There are leaves down, but still plenty of green ones on the trees today. Not much color yet, but maybe it will come later or be prevented by the late summer drought we had. This little aster doesn't care, showing its cheerfulness despite the shortened days.
Not many blue flowers bloom this late, but this leadwort is a reliable one. It's botanical name is Ceratostigma plumbagnoides. It's a ground cover but not an overly invasive one.
The hydrangeas are still showing their big headed beauty. The blooms have taken on a greenish color instead of white as the fall has come on.
The dwarf butterfly bush, Buddleia Lo and Behold, has been blooming constantly, attracting lots of those tiny white butterflies and some painted ladies as well.
The Japanese Anemone is flowering well even though my photo is a bit blurred. This plant spreads a bit, but it is so nice to have its pretty rose blooms in the autumn that I can't consider it invasive really.
Here's another of the upright sedums. I think that this one is called Neon.
Here's a close-up of the anemone.
And a better focused shot. I think this one is September Charm. The others are not so easy to grow in Illinois, except vitifolia robustissima, which is too robust and invasive.
As the summer wears one, the bright white cone shaped flowers of the oakleaf hydrangea take on a subtle rusty brown color.
This phlox is the last one still blooming in the garden in October.
Here's another hydrangea with interesting flowers of two different shapes.
The firethorn or Pyracantha bush has more berries this year than I ever remember before.

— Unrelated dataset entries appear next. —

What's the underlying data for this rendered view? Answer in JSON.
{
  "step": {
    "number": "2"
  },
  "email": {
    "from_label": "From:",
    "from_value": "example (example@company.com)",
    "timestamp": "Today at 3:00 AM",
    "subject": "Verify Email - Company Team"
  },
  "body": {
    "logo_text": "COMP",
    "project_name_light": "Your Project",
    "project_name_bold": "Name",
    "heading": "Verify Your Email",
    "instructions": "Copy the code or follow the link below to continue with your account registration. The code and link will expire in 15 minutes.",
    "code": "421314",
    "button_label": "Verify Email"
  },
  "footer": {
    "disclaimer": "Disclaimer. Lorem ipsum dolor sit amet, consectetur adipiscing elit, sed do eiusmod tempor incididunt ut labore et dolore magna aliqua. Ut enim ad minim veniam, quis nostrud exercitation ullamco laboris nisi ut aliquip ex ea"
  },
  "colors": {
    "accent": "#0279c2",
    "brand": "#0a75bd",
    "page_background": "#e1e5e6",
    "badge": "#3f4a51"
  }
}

It's quite the star of the fall garden.

Well, this may be the last post about the garden for a while. There will be continued clean up work, cutting the tops off perennials after the first frost, taking in the chairs and benches and terra cottas, emptying the bird baths so they don't freeze. Soon we will be putting in some new lilies, a nice grouping of tulips, and some Dutch crocus. That will be the end of the planting until next spring, which seems a long way off to me now!